A teenaged BBP member Abu-Jamal told that reporter that Hampton’s murder proved that “power” comes from the barrel of a gun.
But the 1982 trial prosecutor shifted the context of Abu-Jamal’s comment from applying it to police killing Black Panthers to proclaiming Abu-Jamal’s intent to kill police – one of many factual mischaracterizations that millions worldwide constantly cite when charging Abu-Jamal received an unfair trial.
That improper perversion of Abu-Jamal’s comment helped sway jurors to send the award-winning journalist with no criminal record to death row. That prosecutor had improperly excluded blacks from Abu-Jamal’s trial jury.
Not only was the prosecutor twisting Abu-Jamal’s comment an improper tactic it violated associational rights granted under the First Amendment.
The U.S. Supreme Court gave new hearings in the early 1990s to two convicted murderers – a white racist prisoner gang member in Delaware and a white devil worshipper in Nevada – while denying comparable relief to former BPP member Abu-Jamal three times.
USAG Eric Holder, shortly after taking office in January 2009, went to court successfully requesting dismissal of Sen. Stevens’ conviction after finding that federal prosecutor withheld evidence of innocence from Stevens’ defense team plus tampered with witnesses and documents.
The recent release of the special prosecutor’s report in the Stevens case confirmed that prosecutorial misconduct – wrongdoing also abundant in the case of Abu-Jamal and other U.S. political prisoners.

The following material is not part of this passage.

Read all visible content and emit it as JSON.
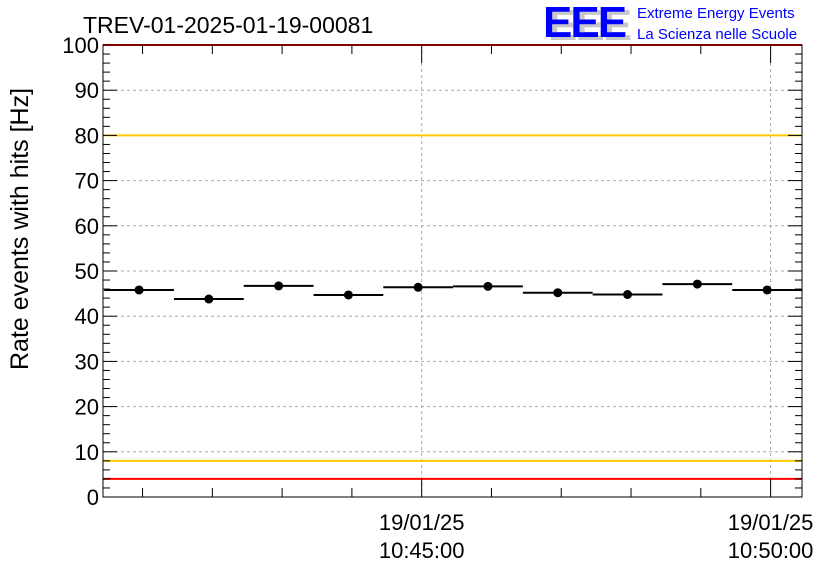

The Occupy The Justice Department demonstrators are raising the issue of Holder’s credibility and the ethical integrity of the Obama Administration in acting to dismiss the wrongful conviction of ex-Senator Stevens while ignoring the continued imprisonment of U.S. political prisoners that involves misconduct by police and prosecutors.
On December 9, 2011 – one day before the U.N. annual Human Rights Day –Noble Peace Prize winning anti-apartheid activist Archbishop Desmond Tutu asked America to “rise to the challenge of reconciliation, human rights and justice” in calling for the “immediate release” of Abu-Jamal.